Seafarms Group Limited’s (SFG) Project Sea Dragon has lost an appeal in Australian federal court, with an earlier order to liquidate the company now standing.
In February 2024, Australian Court Justice Michael Derrington ordered the appointment of two liquidators of Project Sea Dragon after finding the company abused the Corporations Act in Australia. The project was originally billed as the world’s largest black tiger shrimp aquaculture project, comprising the development of 10,000 hectares with the first phase alone costing AUD 281 million (USD 186 million, EUR 170 million).
“Seafarms Group Limited will now engage with the appointed liquidators and work through the implications of the findings,” SFG said in a release on the Australian Stock Exchange (ASX). “SFG remains solvent and further announcements on the company’s engagement with the liquidators will follow.”
Project Sea Dragon has had a complicated history, with one former CEO claiming the project couldn’t proceed in its current form in April 2022 before resigning a month later at the behest of a major shareholder. Just under a year later in February 2023, the company faced a complete trading halt on the ASX after SFG placed the project into voluntary administration before later announcing it remained committed to the project.
That move to voluntary administration was a key factor in Derrington’s order to liquidate the company. Derrington wrote in the original ruling that the move to place Project Sea Dragon into administration was an attempt to avoid its liability, and an earlier court order, to pay AUD 13.9 million (USD 9.2 million, EUR 8.4 million) to Canstruct. SFG selected Canstruct to build the first phase of Project Sea Dragon but canceled the contract in April 2022, ultimately leading to the judgment against SFG.
The original ruling revealed that despite assurances by then-SFG CEO Rod Dyer that the company was reengaging with previous and new funders, no formal loan agreement between SFG and any other company assumed an obligation to provide funding for Project Sea Dragon.
“In fact, there has been no agreement or arrangement at all between Project Sea Dragon on the one hand and Seafarms Group Limited and the other companies in the Seafarms Group on the other, by which the latter has offered to, has been obliged to, or has committed to provide funding to the former on any occasion,” Derrington wrote.
The ruling found that Project Sea Dragon was effectively funded by third-party investments in SFG, that funding for the project was entirely at SFG’s discretion, and that positioning was abused by the two companies to avoid its liability to Canstruct.

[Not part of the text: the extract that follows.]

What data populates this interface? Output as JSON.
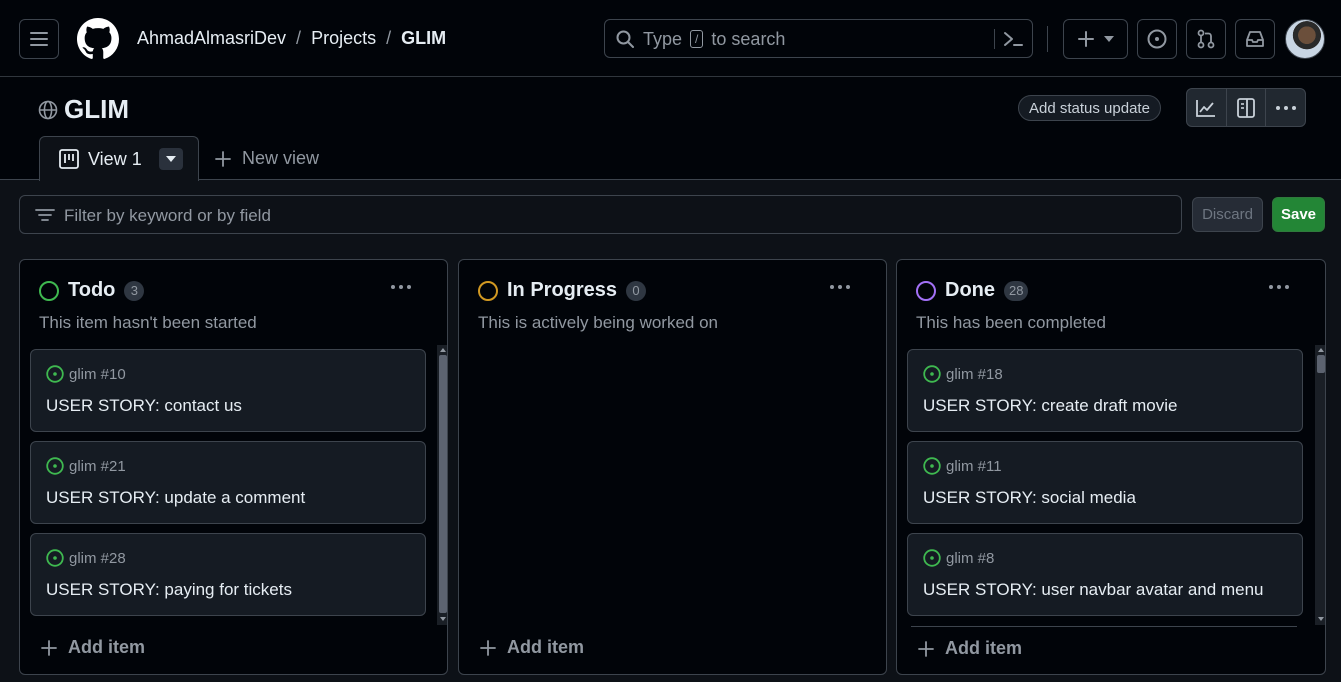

According to Derrington, SFG first stopped funding Project Sea Dragon to render it insolvent, forcing it into voluntary administration – which was when it faced its trading halt in 2023. Then, Project Sea Dragon entered a deed of company arrangement (DOCA) with SFG, which paid all of its creditors in full except for Canstruct. After the voluntary administration, the companies resumed normal operations at Project Sea Dragon, again funded by SFG, “in essentially the same position that it was in prior to its entry into the DOCA, minus its liability to Canstruct.”
Derrington wrote the strategy left Project Sea Dragon a stalking horse in an “ongoing state of insolvency” that led it to accrue debt to SFG while holding no assets of its own, having no income, and obtaining no commitments from any party to meet any of its debts. That strategy constituted an abuse of Australia’s Corporations Act, and thus, “the DOCA should accordingly be terminated, the administration should be brought to an end, and Project Sea Dragon should be wound up.”
The Australian Broadcasting Corporation (ABC) reported that a number of local companies had been sub-contracted by Canstruct to work on the farm and expect to go unpaid for the work.
“Forgive me if I am a little bit skeptical about how much money is going to get back to local businesses that are owed,” David Menzel, president of the local government, told ABC. “I guess we will have to wait and see, but I’m pretty sure no-one is holding their breath.”
According to ABC, the Australian federal government and the governments of the state of Western Australia and the Northern Territory all contributed to the project with infrastructure improvements. More than AUD 130 million (USD 86 million, EUR 79 million) overall was spent mainly on road infrastructure, with the federal government spending AUD 63 million (USD 41 million, EUR 38 million), the NT government spending AUD 56 million (USD 37 million, EUR 34 million), and Western Australia spending AUD 15 million (USD 10 million, EUR 9 million).